Illinois Supreme Court Rule 217: An Often Unused but Useful Way to Preserve Testimony Before Filing Suit
Posted: October 28, 2015
Many personal injury firms, including our firm, handle medical malpractice and nursing home negligence cases. In many of these cases, our clients are the elderly and/or the very ill and their health outcomes are uncertain. To file a medical malpractice case is a time consuming process, which may not be conducive to an elderly and/or very ill client’s situation. In order to file a medical malpractice case, you need to have an expert physician (in the field of medicine in which the defendant doctor(s) practiced) sign off on a 2-622 affidavit, (http://www.ilga.gov/legislation/ilcs/fulltext.asp?DocName=073500050K2-622) which is essentially a physician’s report, which explains why the case is meritorious and what malpractice was committed.
This may seem like a simple step, but the time consuming part is obtaining the client’s medical records, finding the experts, providing them with the records, giving them enough time to review the records and getting them to write and sign off on these affidavits. When your client’s health outcome is uncertain, we as lawyers, should not chance it.
This is where Rule 217 (http://www.illinoiscourts.gov/supremecourt/Rules/Art_II/ArtII.htm#217) comes into play. For example, you have a very ill client, who had a delayed diagnosis of breast cancer and her prognosis is dismal, you do not want to lose the opportunity to depose her. By filing a 217 Petition, the client is able to tell her story, and you preserve her testimony.
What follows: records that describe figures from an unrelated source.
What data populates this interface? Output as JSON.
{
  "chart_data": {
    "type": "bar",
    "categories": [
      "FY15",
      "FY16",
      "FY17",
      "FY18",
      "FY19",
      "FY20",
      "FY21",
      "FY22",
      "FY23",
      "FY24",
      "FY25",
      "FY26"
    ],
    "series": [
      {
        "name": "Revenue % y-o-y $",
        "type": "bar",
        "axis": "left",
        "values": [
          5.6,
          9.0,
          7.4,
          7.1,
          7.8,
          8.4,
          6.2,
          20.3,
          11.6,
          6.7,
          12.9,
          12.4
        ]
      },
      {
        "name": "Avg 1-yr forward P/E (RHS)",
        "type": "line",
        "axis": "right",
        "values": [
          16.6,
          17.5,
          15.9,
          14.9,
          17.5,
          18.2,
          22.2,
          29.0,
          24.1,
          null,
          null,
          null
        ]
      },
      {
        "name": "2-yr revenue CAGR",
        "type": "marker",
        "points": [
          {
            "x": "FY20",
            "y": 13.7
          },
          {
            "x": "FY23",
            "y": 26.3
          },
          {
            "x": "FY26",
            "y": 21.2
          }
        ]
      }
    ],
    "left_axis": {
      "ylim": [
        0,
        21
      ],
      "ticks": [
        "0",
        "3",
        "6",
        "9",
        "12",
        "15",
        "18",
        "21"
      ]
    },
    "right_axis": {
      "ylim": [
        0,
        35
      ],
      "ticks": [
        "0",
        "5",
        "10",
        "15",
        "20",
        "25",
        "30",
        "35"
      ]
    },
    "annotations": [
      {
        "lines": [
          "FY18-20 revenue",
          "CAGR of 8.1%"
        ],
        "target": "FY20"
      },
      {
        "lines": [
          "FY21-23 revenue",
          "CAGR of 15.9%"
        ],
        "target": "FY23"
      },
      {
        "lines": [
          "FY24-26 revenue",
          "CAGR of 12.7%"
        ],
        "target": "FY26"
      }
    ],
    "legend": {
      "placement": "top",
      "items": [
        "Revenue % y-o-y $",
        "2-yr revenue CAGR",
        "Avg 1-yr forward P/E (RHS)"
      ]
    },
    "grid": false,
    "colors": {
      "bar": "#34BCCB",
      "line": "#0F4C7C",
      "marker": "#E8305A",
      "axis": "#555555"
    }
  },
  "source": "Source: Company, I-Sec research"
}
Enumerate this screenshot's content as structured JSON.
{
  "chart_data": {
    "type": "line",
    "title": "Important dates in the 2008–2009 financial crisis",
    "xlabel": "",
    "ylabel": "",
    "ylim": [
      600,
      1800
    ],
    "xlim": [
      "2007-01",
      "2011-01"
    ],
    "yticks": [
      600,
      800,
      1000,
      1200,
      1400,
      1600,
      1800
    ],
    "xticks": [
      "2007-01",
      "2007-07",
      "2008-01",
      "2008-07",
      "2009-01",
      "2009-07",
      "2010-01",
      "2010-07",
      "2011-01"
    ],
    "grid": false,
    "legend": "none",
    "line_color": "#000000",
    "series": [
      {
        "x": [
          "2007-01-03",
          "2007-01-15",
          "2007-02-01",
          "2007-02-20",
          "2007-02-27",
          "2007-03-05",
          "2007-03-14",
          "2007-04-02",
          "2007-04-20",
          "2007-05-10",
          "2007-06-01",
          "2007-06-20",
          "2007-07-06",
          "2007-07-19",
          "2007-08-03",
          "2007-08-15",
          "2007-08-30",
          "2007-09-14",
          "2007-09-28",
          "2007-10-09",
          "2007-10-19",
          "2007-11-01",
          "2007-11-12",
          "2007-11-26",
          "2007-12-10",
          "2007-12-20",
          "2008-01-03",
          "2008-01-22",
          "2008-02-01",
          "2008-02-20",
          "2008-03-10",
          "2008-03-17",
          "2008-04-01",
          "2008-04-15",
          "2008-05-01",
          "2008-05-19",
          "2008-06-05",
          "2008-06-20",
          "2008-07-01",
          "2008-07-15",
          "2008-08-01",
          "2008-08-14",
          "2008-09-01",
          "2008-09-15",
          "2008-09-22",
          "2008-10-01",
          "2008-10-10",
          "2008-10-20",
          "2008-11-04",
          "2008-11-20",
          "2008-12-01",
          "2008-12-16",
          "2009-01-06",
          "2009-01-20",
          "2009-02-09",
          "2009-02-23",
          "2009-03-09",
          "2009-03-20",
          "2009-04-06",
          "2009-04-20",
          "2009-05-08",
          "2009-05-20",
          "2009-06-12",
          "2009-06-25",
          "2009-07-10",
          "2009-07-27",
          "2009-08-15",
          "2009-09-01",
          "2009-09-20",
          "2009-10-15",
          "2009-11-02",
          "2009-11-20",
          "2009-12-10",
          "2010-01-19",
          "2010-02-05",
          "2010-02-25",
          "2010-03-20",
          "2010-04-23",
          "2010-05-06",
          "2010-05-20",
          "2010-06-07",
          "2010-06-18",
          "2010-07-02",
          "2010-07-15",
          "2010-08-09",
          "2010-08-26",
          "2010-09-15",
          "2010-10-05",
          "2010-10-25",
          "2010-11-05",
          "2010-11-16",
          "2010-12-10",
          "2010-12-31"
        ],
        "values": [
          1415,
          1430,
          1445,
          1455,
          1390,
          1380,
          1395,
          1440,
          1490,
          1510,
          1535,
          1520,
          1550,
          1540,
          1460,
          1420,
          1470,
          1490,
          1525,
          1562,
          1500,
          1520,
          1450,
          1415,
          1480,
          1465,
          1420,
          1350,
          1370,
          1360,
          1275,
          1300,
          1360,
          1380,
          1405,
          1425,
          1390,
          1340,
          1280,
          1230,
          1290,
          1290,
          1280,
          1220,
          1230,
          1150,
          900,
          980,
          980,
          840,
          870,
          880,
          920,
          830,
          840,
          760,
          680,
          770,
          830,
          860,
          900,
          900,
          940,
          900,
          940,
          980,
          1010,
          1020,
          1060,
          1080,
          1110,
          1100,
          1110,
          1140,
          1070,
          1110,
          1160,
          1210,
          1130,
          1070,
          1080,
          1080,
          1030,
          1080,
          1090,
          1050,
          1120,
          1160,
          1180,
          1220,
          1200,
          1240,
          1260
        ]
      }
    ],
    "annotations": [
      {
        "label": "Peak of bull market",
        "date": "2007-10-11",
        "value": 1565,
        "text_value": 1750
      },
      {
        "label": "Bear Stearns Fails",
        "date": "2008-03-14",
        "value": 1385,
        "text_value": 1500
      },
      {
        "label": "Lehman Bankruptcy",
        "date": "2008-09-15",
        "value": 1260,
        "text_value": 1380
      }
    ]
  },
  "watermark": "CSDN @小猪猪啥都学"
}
In our firm’s case, we used Rule 217 to take a deposition for the purpose of “perpetuating testimony,” prior to filing a lawsuit. So, first, we did some investigation into our case by: (1) pulling out facts which we wanted to establish, via the proposed testimony, and the reasons behind perpetuating it; (2) gathering the names of the potential respondents (possible future defendants); and (3) getting the name and address of the person to be examined (which, in our case, was the petitioner (future plaintiff)). After you have done this, you can draft the petition, file it in the court of the county in which the lawsuit will be brought and then serve upon each person/entity named as a respondent a copy of the petition, along with a notice of the hearing (21 days in advance of it).
The rule does not clearly explain how to file it. So, our firm recently tested the waters and filed one in Cook County at the Daley Center. In this instance, we filed and paid, on the 8th Floor in the Law Division, for a “Petition for Discovery,” without a jury demand (to save some money since you will eventually file a lawsuit with a jury demand). We were given a petition number in the law division and assigned to a calendar. After we received this petition number, we served the respondents, as well as the judge, with notice of petition, along with a copy of the petition. After which, the respondents contacted their attorneys to represent them. Our firm and the respondents’ attorneys appeared at the hearing and the judge granted the petition to take the discovery and evidence depositions of our petitioner. Once the depositions were taken, we went back to court and the petition was dismissed. Now, we have preserved our client’s testimony, and helped our client’s case, without filing suit yet. Don’t forget, with videotaped evidence depositions, pursuant to Illinois Supreme Court Rule 206, the videographer must still file or send, via certified mail, a secured copy, in an envelope with the title and number of the petition, to the clerk of the court for filing.